VIDO-InterVac's core work is decoding the mysteries of the world’s most persistent diseases. In December 2019, when fears of a worldwide outbreak of the novel coronavirus began to ferment, their team of top scientists pivoted to tackle the new emerging threat.
“The whole reason we exist is to deal with situations like this,” explained Dr. Scott Napper, one of the research scientists leading work on the vaccine. “We have been right in the thick of the action, and hopefully we’ll be able to make a contribution that will change the outcome of all of this.”
VIDO-InterVac was the first lab in Canada to isolate the virus for study, the first to develop an animal model of the infection, and is now one of only a handful of research labs in the world actively testing a vaccine in animal trials. Already, their vaccine appears to be having positive effects, and by mid-May researchers will know if they’ve created a vaccine that they can begin testing and tailoring for human vaccination.
PSAC member Dr. Vinoth Manoharan – who earned a post-doctoral fellowship at VIDO-InterVac last year – was studying vaccines for Middle Eastern respiratory syndrome-related coronaviruses before the pandemic. Now, he’s working double shifts on a vaccine for COVID-19. He insists the long hours are worth it.
“I know that what we’re doing is very important because there are still many unanswered questions with regard to COVID-19,” he said.
There’s still a long road ahead before his team sees a working vaccine in the hands of health care workers. It typically takes a year to go from a proof of concept for a vaccine through regulatory approvals, manufacturing, human trials and finally a vaccine for the public.
In March, the federal government invested $23.3 million into VIDO-InterVac to bolster their research team and build their own small-scale vaccine manufacturing facility right on campus, accelerating their ability to develop and manufacture a vaccine for COVID-19. Without it, researchers at the lab would need to send their vaccine samples to a large manufacturer, where they would compete against every other research lab for their chance to produce their vaccine.

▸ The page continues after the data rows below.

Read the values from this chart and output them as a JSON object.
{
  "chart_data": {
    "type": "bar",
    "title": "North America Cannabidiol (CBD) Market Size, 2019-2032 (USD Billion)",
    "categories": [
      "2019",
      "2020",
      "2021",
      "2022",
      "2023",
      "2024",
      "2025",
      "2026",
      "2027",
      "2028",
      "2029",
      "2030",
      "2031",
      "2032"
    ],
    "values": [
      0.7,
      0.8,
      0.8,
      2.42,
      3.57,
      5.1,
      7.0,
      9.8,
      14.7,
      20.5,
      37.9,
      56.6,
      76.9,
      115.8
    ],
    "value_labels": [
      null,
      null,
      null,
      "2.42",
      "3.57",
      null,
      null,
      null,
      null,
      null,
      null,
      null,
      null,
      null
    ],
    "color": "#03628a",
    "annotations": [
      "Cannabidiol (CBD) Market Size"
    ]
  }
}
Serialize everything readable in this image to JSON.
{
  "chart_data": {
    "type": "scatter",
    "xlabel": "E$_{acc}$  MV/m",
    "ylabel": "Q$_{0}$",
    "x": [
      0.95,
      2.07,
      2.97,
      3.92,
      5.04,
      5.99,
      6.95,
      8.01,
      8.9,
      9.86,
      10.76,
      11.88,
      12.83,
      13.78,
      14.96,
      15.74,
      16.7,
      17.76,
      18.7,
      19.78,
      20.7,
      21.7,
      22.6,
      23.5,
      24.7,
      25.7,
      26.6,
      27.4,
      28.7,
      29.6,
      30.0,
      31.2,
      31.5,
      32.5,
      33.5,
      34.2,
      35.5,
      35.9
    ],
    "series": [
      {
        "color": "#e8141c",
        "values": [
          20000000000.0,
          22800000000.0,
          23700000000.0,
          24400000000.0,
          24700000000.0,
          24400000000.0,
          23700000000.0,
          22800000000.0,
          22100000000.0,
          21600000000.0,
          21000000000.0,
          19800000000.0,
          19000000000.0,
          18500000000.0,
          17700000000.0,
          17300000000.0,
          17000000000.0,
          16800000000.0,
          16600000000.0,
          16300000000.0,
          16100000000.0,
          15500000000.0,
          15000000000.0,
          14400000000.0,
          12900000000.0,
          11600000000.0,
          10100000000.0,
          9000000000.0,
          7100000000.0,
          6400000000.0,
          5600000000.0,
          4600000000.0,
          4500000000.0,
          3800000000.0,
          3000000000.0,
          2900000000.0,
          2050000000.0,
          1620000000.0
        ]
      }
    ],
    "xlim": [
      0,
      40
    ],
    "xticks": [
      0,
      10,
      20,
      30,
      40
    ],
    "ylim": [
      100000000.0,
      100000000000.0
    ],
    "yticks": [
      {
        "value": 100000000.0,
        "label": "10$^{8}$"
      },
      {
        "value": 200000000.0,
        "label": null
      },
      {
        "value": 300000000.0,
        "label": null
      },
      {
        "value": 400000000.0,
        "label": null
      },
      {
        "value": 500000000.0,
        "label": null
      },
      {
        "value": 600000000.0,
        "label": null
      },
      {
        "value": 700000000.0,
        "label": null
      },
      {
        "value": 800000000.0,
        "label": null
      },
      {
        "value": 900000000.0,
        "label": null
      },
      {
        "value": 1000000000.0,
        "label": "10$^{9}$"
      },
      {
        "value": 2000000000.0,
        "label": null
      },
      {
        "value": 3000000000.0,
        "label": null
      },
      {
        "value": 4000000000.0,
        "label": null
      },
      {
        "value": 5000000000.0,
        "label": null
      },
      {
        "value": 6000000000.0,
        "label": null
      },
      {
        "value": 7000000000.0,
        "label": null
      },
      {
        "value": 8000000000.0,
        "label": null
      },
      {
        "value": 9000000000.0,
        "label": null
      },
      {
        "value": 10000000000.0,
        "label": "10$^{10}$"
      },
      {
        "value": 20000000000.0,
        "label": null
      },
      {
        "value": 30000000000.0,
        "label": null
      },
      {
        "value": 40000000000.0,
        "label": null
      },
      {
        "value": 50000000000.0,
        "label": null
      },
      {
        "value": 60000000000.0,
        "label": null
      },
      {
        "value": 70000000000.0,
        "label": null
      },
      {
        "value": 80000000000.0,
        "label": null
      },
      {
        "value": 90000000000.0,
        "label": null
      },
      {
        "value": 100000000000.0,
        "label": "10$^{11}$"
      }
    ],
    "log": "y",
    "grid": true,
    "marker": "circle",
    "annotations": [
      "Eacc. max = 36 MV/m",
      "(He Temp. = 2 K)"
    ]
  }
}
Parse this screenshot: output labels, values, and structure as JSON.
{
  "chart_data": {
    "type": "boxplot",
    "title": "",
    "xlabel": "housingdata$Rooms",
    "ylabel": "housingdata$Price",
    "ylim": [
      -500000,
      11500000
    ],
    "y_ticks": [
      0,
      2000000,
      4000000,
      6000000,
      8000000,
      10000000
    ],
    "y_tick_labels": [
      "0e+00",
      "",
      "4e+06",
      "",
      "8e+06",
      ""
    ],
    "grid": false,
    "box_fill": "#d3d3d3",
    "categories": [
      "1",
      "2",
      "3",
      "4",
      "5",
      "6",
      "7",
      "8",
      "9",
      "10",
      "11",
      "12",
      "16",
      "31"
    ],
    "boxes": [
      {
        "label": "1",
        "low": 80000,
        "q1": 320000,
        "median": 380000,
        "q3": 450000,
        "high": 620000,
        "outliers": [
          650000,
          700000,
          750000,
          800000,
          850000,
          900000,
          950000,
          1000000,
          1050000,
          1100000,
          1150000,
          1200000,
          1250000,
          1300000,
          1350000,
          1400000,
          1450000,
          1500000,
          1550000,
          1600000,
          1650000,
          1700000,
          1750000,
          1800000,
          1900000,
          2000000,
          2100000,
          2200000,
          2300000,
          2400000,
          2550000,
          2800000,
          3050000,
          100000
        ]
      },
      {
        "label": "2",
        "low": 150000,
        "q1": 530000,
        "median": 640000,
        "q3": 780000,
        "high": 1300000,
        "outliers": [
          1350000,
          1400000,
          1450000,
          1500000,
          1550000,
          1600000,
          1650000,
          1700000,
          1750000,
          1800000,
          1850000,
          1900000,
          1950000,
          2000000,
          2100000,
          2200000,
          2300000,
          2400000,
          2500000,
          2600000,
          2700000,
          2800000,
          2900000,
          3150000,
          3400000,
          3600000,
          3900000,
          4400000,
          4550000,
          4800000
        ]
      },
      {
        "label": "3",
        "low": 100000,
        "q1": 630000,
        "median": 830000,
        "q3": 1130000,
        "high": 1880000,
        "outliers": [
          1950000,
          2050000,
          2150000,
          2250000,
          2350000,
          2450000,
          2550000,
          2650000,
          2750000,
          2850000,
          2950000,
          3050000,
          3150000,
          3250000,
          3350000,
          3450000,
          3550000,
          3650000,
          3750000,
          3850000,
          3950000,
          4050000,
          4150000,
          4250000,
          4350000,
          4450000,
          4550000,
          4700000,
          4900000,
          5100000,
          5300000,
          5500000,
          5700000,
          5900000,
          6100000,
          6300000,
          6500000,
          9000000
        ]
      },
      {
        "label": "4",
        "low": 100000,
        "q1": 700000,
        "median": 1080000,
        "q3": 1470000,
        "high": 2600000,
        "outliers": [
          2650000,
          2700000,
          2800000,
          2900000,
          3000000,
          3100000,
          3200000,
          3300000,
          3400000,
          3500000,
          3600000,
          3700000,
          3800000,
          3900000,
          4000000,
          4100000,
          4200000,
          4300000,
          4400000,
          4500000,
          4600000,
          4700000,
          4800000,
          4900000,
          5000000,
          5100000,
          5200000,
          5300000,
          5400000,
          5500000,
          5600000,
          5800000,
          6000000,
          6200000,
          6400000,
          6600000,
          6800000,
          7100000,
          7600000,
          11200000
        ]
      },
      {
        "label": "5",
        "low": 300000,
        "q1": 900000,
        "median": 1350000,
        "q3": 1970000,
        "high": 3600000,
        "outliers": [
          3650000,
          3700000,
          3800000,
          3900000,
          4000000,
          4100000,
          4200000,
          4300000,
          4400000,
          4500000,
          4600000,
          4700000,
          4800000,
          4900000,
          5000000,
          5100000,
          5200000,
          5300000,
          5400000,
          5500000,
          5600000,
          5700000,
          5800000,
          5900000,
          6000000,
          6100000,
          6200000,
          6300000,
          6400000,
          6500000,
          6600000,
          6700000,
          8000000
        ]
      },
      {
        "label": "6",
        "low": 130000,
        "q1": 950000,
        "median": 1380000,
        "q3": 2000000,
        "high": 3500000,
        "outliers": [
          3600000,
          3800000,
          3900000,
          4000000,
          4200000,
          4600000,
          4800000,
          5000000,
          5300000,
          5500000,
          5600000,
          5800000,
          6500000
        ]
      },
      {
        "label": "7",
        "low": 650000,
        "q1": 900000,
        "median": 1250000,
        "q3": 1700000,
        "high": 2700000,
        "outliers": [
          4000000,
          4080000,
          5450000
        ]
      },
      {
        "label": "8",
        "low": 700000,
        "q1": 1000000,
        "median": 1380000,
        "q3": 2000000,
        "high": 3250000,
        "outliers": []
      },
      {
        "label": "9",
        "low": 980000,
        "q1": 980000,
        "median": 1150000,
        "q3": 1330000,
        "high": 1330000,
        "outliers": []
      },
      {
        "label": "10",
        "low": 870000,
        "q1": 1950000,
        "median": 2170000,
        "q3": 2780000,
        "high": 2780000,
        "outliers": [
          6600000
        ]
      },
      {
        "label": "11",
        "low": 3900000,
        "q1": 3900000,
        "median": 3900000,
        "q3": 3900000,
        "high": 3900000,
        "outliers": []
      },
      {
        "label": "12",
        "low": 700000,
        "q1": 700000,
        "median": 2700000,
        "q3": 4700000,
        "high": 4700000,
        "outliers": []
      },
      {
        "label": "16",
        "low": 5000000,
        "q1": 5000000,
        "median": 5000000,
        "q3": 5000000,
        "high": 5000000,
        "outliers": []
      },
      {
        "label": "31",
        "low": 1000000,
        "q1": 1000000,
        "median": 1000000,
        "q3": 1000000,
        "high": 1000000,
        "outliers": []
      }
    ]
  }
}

Dr. Napper says the progress they’ve made wouldn’t be possible without the incredible team of scientists and researchers working at VIDO-InterVac.
“It’s an absolutely amazing organization that’s very much built on a team approach to science,” he said. “Having that broad base of expertise and this team approach to science, we certainly punch far above our weight.”
Because of the precarious nature of their work, many post-secondary education workers have been hit hard by the closures of schools and universities during the pandemic.
While Dr. Manoharan hasn’t been impacted because of his critical role developing a vaccine, he recognizes the important role PSAC plays for post-secondary education workers. PSAC has dedicated staff and significant resources specifically directed to support university workers impacted by COVID-19.
“Our union is doing a great job, and it’s always good to know we can reach out and talk to someone if we need help,” he said.
The only downside of his work is the regular prodding from his friends and family about his research.
“Everybody is asking me, hey, when are you going to get a vaccine for us?” he said, chuckling.